First Year Growing Pains

I’ve talked about the beginnings of recovery a few times, but it’s a subject that demands a lot of attention as that first year is possibly the most important year on that journey. I’ve compared a newly recovered person to a baby before, and suggested you treat your new self as if you were a baby, with gentleness, care and protectiveness. (This is different from “babying” yourself where you absolutely avoid life as we are all grownups and simply must engage in life even if it seems like a daunting idea at the start.)

There are two kinds of “beginnings” in recovery—the one when you do it for the absolutely first time, and the one that you do if you happen to have a relapse.  They differ in that, with the first one, you really are starting all over and everything seems scary and new, but the second one (after a relapse) is hugely challenging, too. Some people get discouraged only because there’s a lot of guilt and shame associated with relapse and the feeling of “I can’t believe I have to do this all over again” can be quite prevalent (or “Why couldn’t I just get it the first time? Or the second, third… time?”). The commonality is that judging ourselves in regards to the type of “first” you’re having will do nothing much toward how well you do. What’s done is done and what matters is that you’re here and you’ve got another chance at life. So give yourself a break and take good care.

Photo by Joanna Nix on Unsplash

There’s a belief in recovery that within the first year, you should probably not get involved in anything that’s too emotionally – or otherwise – taxing. You might hear in the rooms of AA that it’s a bad idea to get into a new relationship, that it’s a bad idea to move, to have a child, to change jobs, to travel even. Ideally, yes, it would be beneficial if we could enclose ourselves in some kind of protective cone and focus entirely on getting sober—on attending meetings, therapy, and PRACTICING skills for long-term recovery such as craving management, relapse prevention, communication and so on. It would be ideal if we could spend a long time indeed just practicing without actually having to deal with real life, but the truth is some of us might not have that kind of possibility open to them. The truth is many people with substance use disorder who are newly sober will have to look for housing, will have to deal with uncooperative family members, with illness… and some of us will fall in love and will get a new job or travel opportunities. We can control our environment to some extent, but cannot schedule how our life is going to go no matter how hard we might try to control it.

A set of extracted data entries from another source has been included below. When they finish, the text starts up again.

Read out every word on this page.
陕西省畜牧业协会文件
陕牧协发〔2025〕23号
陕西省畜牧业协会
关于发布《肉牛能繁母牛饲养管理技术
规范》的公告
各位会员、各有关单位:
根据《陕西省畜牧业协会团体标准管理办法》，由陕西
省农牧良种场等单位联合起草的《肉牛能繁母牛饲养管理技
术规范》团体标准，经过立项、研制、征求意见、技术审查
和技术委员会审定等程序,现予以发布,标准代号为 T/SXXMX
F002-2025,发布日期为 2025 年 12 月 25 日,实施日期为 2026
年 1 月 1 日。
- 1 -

If we’re able to attend an inpatient program, that is a great place to stabilize and use the time to indeed practice a lot of relapse-prevention skills, such as how to deal with cravings; many programs will also offer services that will help us with getting housing and dealing with legal issues. I cannot stress enough how beneficial those programs are to people who are re-starting their lives.

On the other hand, if attending such a program is not possible, what you can still do is that you are buffet yourself enough in your recovery so that when trouble (or a good thing!) happens, you are at least somewhat prepared and supported in how to deal with it. This is why good sponsors (or people who you trust in AA rooms if you attend meetings), good sober friends, family members who are “on-board” are crucial to you managing and dealing with whatever curve-balls life throws at you.

The most important thing to remember is: don’t isolate during your first steps of living a sober life. You are fighting for your success so treat it as a small battle – be brave and try to make new friendships, share in groups and in therapy, tell people what you’re struggling with, join online groups if you can’t make it to meetings, ask for suggestions, educate yourself, and no matter what happens try to always be in your warrior stance where Recovery is number one and everything else must come secondary. For now. With time, things will shift and you will be able to organically incorporate all your curve-balls and good things into your sober days but at first, immerse yourself into recovery in the best capacity you can. Treat it as if your life depends on it. It does.